Toceranib is an orally active receptor tyrosine kinase (RTK) inhibitor. Besides, Toceranib inhibits PDGFR, VEGFR, and Kit with Kis of 5 and 6 nM for PDGFRβ and Flk-1/KDR, respectively. What’s more, Toceranib has antitumor and antiangiogenic activity and has the potential to recurrent, non-resectable grades 2 and 3 canines MCTs.
Toceranib is a selective inhibitor of the tyrosine kinase activity of several members of the split kinase RTK family, including PDGFR and Flk-1/KDR. Recently, research shows that Toceranib inhibits the growth of parental C2 cells in a dose-dependent manner with an IC50 of <10 nM. Besides, Toceranib inhibits KIT phosphorylation in a dose-dependent manner. In contrast, TR1, TR2, and TR3 sublines are resistant to inhibition by Toceranib with IC50 of >1,000 nM. Moreover, Toceranib shows morphologic differences for parental C2 cells. In contrast, Toceranib-induced morphologic differences are not identified in the resistant sublines. Additionally, chronic TOC exposure results in c-kit mRNA and KIT protein overexpression in the TOC-resistant sublines.
Toceranib shows antitumor and antiangiogenic activity.

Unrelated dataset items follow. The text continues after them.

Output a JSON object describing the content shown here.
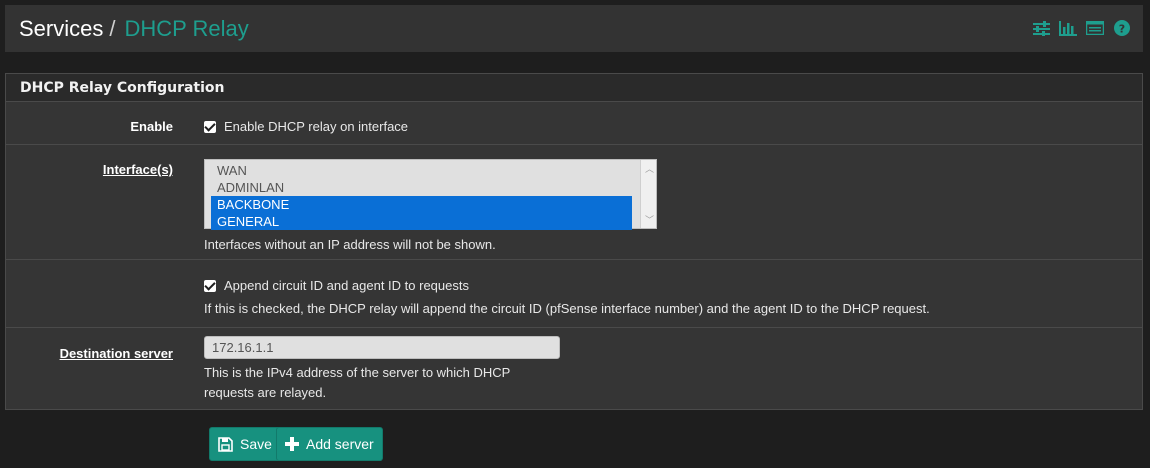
{
  "breadcrumb": {
    "section": "Services",
    "separator": "/",
    "current": "DHCP Relay",
    "icons": [
      "sliders-icon",
      "bar-chart-icon",
      "list-icon",
      "help-icon"
    ]
  },
  "panel": {
    "title": "DHCP Relay Configuration",
    "enable": {
      "label": "Enable",
      "checked": true,
      "checkbox_label": "Enable DHCP relay on interface"
    },
    "interfaces": {
      "label": "Interface(s)",
      "options": [
        {
          "label": "WAN",
          "selected": false
        },
        {
          "label": "ADMINLAN",
          "selected": false
        },
        {
          "label": "BACKBONE",
          "selected": true
        },
        {
          "label": "GENERAL",
          "selected": true
        }
      ],
      "help": "Interfaces without an IP address will not be shown."
    },
    "agent_option": {
      "checked": true,
      "checkbox_label": "Append circuit ID and agent ID to requests",
      "help": "If this is checked, the DHCP relay will append the circuit ID (pfSense interface number) and the agent ID to the DHCP request."
    },
    "destination": {
      "label": "Destination server",
      "value": "172.16.1.1",
      "help_line1": "This is the IPv4 address of the server to which DHCP",
      "help_line2": "requests are relayed."
    }
  },
  "buttons": {
    "save": "Save",
    "add_server": "Add server"
  },
  "colors": {
    "accent": "#1e9e8e",
    "button": "#17917f",
    "selected_option": "#0a6fd6"
  }
}
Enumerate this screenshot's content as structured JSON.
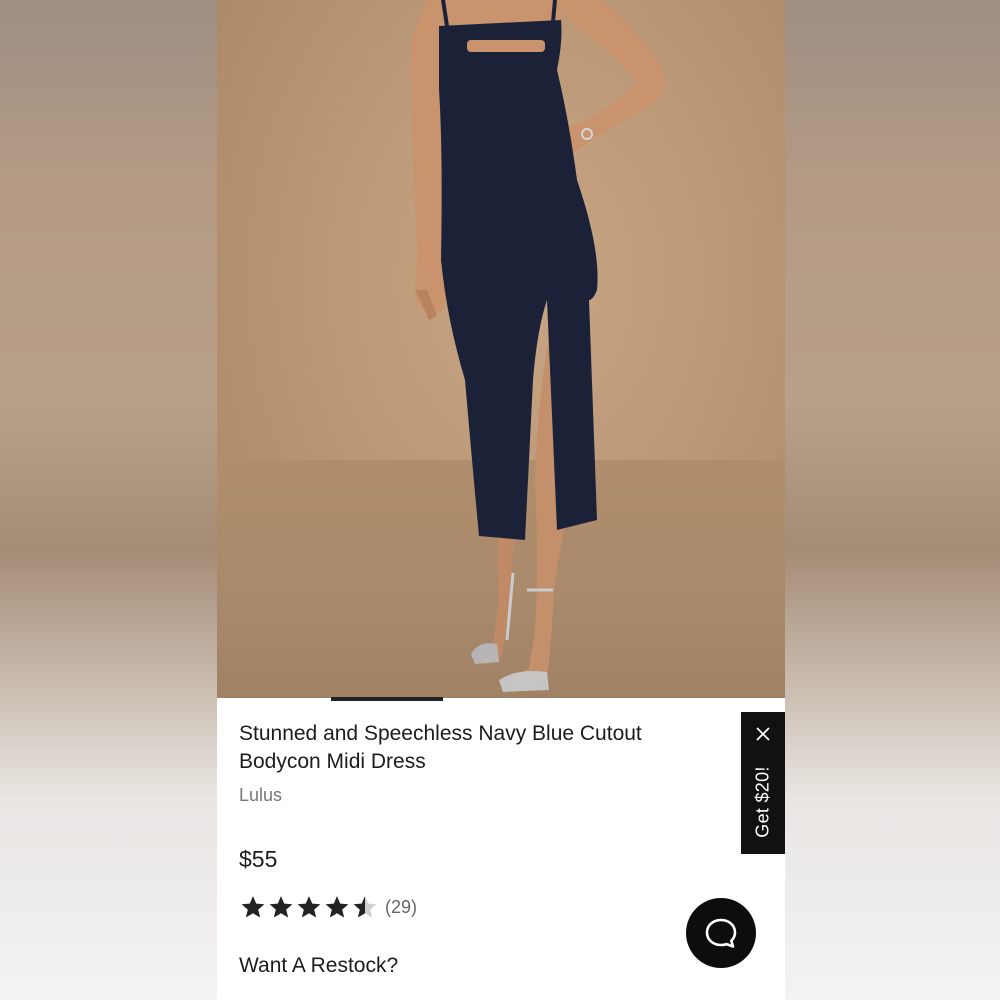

Toceranib (2.5 mg/kg; p.o.; once every other day for 2 weeks) significantly decreases the number and percentage of Treg in the peripheral blood of dogs with cancer. Moreover, Dogs receiving Toceranib and cyclophosphamide (CYC) (oral CYC was added at 15 mg/m(2)daily) demonstrate a significant increase in serum concentrations of IFN-γ, which is inversely correlated with Treg numbers after 6 weeks of combination treatment.
In conclusion, Toceranib is a selective and orally active inhibitor of receptor tyrosine kinase (RTK). Besides, Toceranib shows antitumor and antiangiogenic activity. Moreover, Toceranib has the potential for the research of canine mast cell tumors.